Our work proves the feasibility of a featureindependent hyperheuristic approach powered by an evolutionary algorithm. The results confirm our idea that it is possible to generate generic sequences of heuristics that perform better than individual heuristics for specific sets of instances. Our results also demonstrate that the similarity between the training and testing instances influences the model’s performance. In other words, the model can generalize to unseen types of instances, but the ideal scenario would be to train the hyperheuristics on instances with similar features to the ones to be solved when training is over. At this point, we consider it fair to mention that we are aware of the diversity of the optimization problems. We have selected the KP because it was convenient for our study, as we can easily develop and test hyperheuristics for this particular problem. However, many other exciting problems could have also been considered in this regard. Our interest was to propose a new hyperheuristic method to deal with instances that are hard to solve by exact methods.

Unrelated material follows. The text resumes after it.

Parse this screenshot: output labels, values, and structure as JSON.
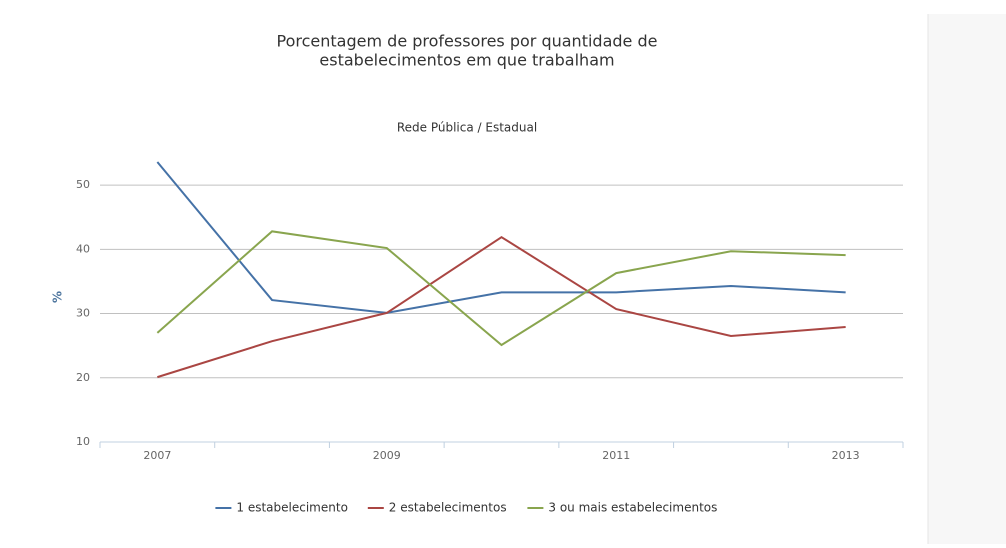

Many considerations could be taken into account to improve the analysis. Fixing the size of HHs and setting a single heuristic per gene in the model may impact the frequency analysis. Adding more mutation operators and tweaking their probability distribution is also something to consider for future work. More importantly, extending the amount of packing heuristics to choose from, though increasing the heuristic search space, may display more explicit differences between heuristic sequences. Once again, we would like to emphasize that the selection HH proposed did not deal with any problem characterization or feature analysis. Adding problem characterization may improve the performance of the learning process even more at the expense of some additional computational effort.
Although we have not tested the proposed model on other NPhard optimization problems, we are confident that the model can work correctly on similar problems such as packing and scheduling. Based on our experience, those problems show similar properties that allow hyperheuristics to grasp the structure of the instances and decide which heuristic to apply at certain times of the solving process. Therefore, the proposed model should perform properly. Nonetheless, testing our approach on other challenging problems is, undoubtedly, a path for future work.